Stressors are predicted to have varying effects on climatic zonation, forest cover, and management practices in forestry and agriculture. General conclusions about the anticipated outcomes and consequences include:

  • All forest types are likely to see changes in flowering and fruiting phenology. Changes in the establishment and survival of seedlings may cause changes in species composition, distribution, abundance.
  • Increased seasonality and cyclonic storm impacts may alter forest regeneration pathways. This may lead to new assemblages of plants and animals that exhibit altered forest structure and ecological functions.
  • Biological communities located at the extremes of moisture, temperature, and elevation gradients (cloud forests, dry forests, and coastal lowlands) are most at risk. Increased solar irradiance and temperatures and the effects on cloud condensation will affect forest communities at the highest elevations.
  • Increases in the intensity and length of droughts and increased wildfires are a serious concern.
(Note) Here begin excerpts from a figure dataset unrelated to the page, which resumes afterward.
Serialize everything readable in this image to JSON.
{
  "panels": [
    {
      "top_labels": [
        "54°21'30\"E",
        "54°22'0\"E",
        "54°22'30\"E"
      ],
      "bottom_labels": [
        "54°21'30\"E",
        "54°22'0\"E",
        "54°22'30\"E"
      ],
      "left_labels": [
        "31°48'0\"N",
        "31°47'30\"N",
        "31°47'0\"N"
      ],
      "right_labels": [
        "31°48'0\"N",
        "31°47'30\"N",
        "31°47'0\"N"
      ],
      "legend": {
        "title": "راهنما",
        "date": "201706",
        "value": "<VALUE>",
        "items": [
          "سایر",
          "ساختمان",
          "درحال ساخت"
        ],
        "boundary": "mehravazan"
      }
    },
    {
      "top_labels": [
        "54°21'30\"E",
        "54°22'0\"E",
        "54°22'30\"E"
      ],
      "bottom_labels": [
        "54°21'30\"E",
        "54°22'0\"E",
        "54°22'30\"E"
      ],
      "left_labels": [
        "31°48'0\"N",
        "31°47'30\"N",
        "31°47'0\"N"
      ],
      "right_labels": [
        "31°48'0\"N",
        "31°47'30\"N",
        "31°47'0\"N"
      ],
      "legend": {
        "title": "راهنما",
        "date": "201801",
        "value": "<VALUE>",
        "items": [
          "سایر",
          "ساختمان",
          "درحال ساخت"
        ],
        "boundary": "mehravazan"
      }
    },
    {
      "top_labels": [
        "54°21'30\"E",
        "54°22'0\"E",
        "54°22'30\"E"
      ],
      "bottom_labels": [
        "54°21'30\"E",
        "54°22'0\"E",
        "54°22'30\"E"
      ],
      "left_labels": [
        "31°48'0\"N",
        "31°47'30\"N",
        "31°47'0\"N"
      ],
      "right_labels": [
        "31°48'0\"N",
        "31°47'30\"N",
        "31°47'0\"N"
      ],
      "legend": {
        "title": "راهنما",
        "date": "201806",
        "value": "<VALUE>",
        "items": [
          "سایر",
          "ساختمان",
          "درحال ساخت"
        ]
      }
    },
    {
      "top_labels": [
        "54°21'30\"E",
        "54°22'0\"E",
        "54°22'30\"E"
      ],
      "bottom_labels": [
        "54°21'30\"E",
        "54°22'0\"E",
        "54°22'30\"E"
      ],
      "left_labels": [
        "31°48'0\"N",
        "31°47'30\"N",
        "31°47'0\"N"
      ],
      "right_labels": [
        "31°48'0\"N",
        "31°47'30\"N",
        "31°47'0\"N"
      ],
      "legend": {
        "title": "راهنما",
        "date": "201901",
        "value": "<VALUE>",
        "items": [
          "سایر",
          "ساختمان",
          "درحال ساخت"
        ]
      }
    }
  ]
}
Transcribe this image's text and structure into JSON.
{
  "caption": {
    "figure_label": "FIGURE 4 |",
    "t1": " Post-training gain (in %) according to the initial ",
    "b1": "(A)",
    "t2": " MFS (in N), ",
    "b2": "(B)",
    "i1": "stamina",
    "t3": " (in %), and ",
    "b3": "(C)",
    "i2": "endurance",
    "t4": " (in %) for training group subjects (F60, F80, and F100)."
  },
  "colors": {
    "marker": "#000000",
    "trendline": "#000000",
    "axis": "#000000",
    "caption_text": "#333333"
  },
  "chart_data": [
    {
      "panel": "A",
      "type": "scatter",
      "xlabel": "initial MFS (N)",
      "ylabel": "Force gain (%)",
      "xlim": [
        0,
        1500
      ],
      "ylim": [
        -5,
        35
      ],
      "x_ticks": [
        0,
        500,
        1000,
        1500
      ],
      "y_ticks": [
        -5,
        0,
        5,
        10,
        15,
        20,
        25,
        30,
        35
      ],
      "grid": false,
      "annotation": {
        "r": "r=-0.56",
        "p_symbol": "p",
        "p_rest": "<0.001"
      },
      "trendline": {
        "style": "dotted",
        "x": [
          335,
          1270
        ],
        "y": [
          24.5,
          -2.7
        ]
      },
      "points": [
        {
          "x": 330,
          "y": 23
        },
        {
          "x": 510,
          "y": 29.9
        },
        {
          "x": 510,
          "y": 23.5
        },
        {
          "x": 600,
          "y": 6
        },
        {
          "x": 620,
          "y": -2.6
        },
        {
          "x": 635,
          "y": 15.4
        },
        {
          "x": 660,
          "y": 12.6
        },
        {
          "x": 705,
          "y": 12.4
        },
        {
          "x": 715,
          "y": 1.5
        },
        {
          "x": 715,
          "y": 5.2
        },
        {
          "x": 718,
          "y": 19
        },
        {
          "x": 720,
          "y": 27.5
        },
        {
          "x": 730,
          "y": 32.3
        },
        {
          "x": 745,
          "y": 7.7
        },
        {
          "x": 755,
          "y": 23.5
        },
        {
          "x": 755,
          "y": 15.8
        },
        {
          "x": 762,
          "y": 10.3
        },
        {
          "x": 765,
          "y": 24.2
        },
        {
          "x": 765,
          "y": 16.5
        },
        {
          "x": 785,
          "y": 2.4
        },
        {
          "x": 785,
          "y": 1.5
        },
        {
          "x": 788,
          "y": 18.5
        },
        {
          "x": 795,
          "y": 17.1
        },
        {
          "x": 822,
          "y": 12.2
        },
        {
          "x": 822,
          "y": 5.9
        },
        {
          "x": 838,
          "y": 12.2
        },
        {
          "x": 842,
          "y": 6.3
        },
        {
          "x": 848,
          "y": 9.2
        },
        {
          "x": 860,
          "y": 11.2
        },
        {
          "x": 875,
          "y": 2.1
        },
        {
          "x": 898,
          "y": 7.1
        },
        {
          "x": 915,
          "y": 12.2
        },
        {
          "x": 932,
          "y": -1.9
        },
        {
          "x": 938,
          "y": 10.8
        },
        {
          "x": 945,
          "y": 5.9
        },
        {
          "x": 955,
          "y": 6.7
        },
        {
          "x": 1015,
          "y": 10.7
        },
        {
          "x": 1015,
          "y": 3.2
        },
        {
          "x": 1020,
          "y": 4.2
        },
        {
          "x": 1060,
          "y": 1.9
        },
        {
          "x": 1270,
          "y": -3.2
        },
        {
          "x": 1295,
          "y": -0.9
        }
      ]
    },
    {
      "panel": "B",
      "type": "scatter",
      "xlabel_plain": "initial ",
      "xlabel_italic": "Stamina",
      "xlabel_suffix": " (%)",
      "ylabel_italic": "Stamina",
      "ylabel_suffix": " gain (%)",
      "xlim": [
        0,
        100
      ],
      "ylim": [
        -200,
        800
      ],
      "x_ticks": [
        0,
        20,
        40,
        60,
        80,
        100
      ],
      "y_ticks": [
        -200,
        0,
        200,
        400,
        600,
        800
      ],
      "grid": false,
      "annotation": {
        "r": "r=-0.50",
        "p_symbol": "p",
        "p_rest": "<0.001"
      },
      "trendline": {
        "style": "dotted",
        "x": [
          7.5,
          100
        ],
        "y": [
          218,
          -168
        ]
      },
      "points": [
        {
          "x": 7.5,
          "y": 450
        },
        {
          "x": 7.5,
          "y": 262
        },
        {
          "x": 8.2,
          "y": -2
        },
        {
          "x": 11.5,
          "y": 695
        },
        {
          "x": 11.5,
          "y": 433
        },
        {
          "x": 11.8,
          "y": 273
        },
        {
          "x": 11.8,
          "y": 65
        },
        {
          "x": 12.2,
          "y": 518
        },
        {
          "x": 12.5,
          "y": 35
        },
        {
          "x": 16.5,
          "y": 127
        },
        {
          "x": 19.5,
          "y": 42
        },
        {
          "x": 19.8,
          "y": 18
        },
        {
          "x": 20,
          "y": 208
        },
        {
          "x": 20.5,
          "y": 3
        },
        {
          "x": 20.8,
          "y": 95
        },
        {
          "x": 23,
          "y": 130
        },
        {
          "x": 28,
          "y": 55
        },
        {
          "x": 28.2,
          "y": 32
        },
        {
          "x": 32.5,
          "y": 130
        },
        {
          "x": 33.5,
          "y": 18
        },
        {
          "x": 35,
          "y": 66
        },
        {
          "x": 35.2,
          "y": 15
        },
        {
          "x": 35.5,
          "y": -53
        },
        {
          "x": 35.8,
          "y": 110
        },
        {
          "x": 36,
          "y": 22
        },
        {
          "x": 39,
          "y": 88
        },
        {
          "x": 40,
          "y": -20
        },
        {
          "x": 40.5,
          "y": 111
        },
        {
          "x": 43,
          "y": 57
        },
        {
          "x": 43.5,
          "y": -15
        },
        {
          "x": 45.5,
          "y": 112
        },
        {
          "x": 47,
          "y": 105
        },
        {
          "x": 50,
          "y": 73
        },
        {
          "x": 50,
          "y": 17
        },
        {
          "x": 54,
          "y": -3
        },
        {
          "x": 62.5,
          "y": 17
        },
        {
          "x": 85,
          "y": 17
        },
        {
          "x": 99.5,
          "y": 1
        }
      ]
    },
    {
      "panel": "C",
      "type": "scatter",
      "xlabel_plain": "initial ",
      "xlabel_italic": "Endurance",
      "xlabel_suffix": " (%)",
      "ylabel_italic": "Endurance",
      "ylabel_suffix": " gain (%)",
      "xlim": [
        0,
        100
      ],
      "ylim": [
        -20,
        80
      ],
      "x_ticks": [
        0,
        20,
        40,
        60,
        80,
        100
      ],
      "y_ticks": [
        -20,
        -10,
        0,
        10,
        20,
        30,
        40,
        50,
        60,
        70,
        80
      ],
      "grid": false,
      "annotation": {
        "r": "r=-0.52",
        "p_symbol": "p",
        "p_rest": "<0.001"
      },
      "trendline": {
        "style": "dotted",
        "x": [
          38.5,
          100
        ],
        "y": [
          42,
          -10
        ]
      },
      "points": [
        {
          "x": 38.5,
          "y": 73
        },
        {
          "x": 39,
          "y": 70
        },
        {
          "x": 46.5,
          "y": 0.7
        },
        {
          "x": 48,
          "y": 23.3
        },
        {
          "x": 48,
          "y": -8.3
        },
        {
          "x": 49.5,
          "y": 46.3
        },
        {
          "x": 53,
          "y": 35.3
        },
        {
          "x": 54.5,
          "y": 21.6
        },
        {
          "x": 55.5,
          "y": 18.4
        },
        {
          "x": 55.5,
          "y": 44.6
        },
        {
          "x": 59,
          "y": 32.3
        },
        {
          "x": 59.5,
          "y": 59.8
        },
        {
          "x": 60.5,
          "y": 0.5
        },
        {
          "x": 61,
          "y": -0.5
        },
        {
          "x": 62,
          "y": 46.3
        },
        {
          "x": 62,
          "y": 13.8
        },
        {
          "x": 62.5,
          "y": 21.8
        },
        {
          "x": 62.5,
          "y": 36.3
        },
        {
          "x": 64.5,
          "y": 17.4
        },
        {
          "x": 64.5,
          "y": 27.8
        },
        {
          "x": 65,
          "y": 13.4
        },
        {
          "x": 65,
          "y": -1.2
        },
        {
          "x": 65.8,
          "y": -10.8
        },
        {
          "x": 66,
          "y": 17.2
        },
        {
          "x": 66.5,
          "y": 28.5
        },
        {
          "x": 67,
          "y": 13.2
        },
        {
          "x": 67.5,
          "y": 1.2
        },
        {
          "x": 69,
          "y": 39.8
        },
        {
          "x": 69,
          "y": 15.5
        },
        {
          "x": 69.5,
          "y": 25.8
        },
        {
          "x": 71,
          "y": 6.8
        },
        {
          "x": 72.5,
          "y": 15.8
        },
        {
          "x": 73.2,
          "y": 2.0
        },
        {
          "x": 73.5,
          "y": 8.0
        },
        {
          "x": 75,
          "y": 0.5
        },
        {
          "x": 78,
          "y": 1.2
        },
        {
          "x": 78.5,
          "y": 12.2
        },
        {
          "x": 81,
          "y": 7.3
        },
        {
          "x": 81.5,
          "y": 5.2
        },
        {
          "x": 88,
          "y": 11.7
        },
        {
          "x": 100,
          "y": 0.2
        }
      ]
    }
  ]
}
Forestry and agriculture adaptation planning needs:

Intercropping, silvopasturing, and agroforestry practices are strategies to benefit from increasing levels of available CO2 and N while moderating ambient temperatures and moisture loss from evapotranspiration. However, demonstrations in the region are needed to alter current practices and promote sustainable practices, including:

  • Integrating forestry and agriculture through silvopasturing and agroforestry. Silvopasture combines trees with forage and livestock production. Trees are managed for high-value saw logs and at the same time provide shade for livestock and forage, reducing stress and increasing forage production.
  • Changing livestock breeding practices and shifting grazing patterns
  • Modifying facilities to reduce heat stress on animals: use of shade trees, adding natural and artificial ventilation, fog and sprinkler systems
  • Use of drought and heat-resistant breeds, like the "bald" Puerto Rican cow and Senepol
  • Diversify crops to adjust to changing temperature and precipitation patterns
  • Developing and using disease-resistant crop and livestock species
  • Use water and soil moisture conservation measures that minimize the impact of seasonal water shortages.

The forestry and agricultural sector in the U.S. Caribbean is governed more by economic and social factors than climate. There is a renewed interest among government agencies and the public in revitalizing the timber and forest products industries as a way to improve local sustainability, economies, and quality of life.